LeFaso.net, l'actualité Burkinabé sur le net
Proverbe du Jour : “Nous sommes lents à croire ce qui fait mаl à сrοirе. ” Ovide

VIOLENCES ELECTORALES EN GUINEE : La CPI les aura prévenus !

Publié le mercredi 27 octobre 2010 à 05h15min

PARTAGER :                          

La Cour pénale internationale (CPI) s’est décidée à menacer les auteurs d’exactions et autres formes de violences qui ont cours en ce moment en Guinée, à l’occasion de l’élection présidentielle. Ce fait est nouveau et c’est bien dommage, les Africains ayant toujours dénoncé ce type de traitement assimilé à une forme d’injustice à leur égard. Certains crient même à l’infantilisation du continent. Mais que fait-on pour ne pas mériter un tel manque de considération ?

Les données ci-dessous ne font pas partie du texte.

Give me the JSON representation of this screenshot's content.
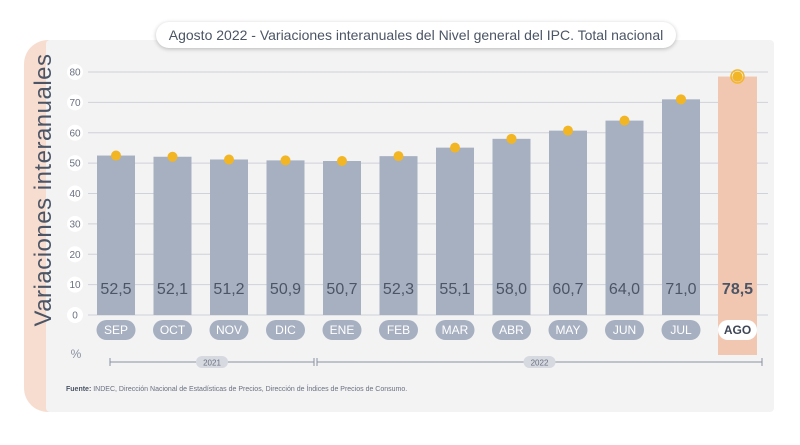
{
  "chart_data": {
    "type": "bar",
    "title": "Agosto 2022 - Variaciones interanuales del Nivel general del IPC. Total nacional",
    "ylabel": "Variaciones interanuales",
    "yunit": "%",
    "ylim": [
      0,
      80
    ],
    "yticks": [
      0,
      10,
      20,
      30,
      40,
      50,
      60,
      70,
      80
    ],
    "grid": true,
    "categories": [
      "SEP",
      "OCT",
      "NOV",
      "DIC",
      "ENE",
      "FEB",
      "MAR",
      "ABR",
      "MAY",
      "JUN",
      "JUL",
      "AGO"
    ],
    "values": [
      52.5,
      52.1,
      51.2,
      50.9,
      50.7,
      52.3,
      55.1,
      58.0,
      60.7,
      64.0,
      71.0,
      78.5
    ],
    "value_labels": [
      "52,5",
      "52,1",
      "51,2",
      "50,9",
      "50,7",
      "52,3",
      "55,1",
      "58,0",
      "60,7",
      "64,0",
      "71,0",
      "78,5"
    ],
    "highlighted_category": "AGO",
    "year_groups": [
      {
        "label": "2021",
        "categories": [
          "SEP",
          "OCT",
          "NOV",
          "DIC"
        ]
      },
      {
        "label": "2022",
        "categories": [
          "ENE",
          "FEB",
          "MAR",
          "ABR",
          "MAY",
          "JUN",
          "JUL",
          "AGO"
        ]
      }
    ],
    "colors": {
      "bar": "#a7b0c1",
      "highlight_bar": "#f1c7b1",
      "marker": "#f2b624",
      "label_text": "#4b5565",
      "grid": "#cfd2d8"
    }
  },
  "source": {
    "label": "Fuente:",
    "text": "INDEC, Dirección Nacional de Estadísticas de Precios, Dirección de Índices de Precios de Consumo."
  }
}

Ainsi, alors qu’on attendait la date du second tour de la présidentielle dont la CENI vient de proposer la tenue pour le 31 octobre, les partisans des deux candidats, Cellou Dallein Diallo et Alpha Condé se sont violemment affrontés à travers le pays. La situation est telle que l’on se demande si l’on n’en viendra pas à placer la Guinée sous tutelle. En tout cas, la CPI est entrée en scène pour condamner « ces violences politico- ethniques », et préciser que les violences électorales peuvent relever de la compétence du procureur de la Cour. Le message vise tous les acteurs concernés par l’élection : candidats, partisans, gouvernement et forces de sécurité.

Force est de reconnaître qu’en Afrique, Il y a trop de violences électorales. Les Etats ont du mal à gérer les scrutins. Instrument de chantage vis-à-vis des bailleurs de fonds, l’élection est aujourd’hui source de violences et d’instabilité chronique. Plutôt que d’aider à résoudre les problèmes, elle tend à les compliquer. Aussi, l’implication de la CPI ne sera-t-elle jamais de trop, quoi qu’en disent les acteurs politiques. Il est même souhaitable qu’elle se généralise, les populations étant devenues les otages d’élites corrompues, de politiciens sans scrupule et d’agents de défense et de sécurité livrés à eux-mêmes.

Fort heureusement, à l’heure des satellites et des TIC, il est possible de filmer les exactions, d’identifier les auteurs et les délinquants qui, tôt ou tard, répondront de leurs actes. Si la justice locale est inefficace parce que soumise le plus souvent au diktat des gouvernants, la communauté internationale veille. Chacun étant prévenu, il faut être conscient qu’à tout moment, on pourra brandir par voie d’Internet ou autres, ces images de délinquants, de pillards ou de tortionnaires. Servir une cause illicite ou défendre un régime liberticide, pourrait conduire devant la justice internationale.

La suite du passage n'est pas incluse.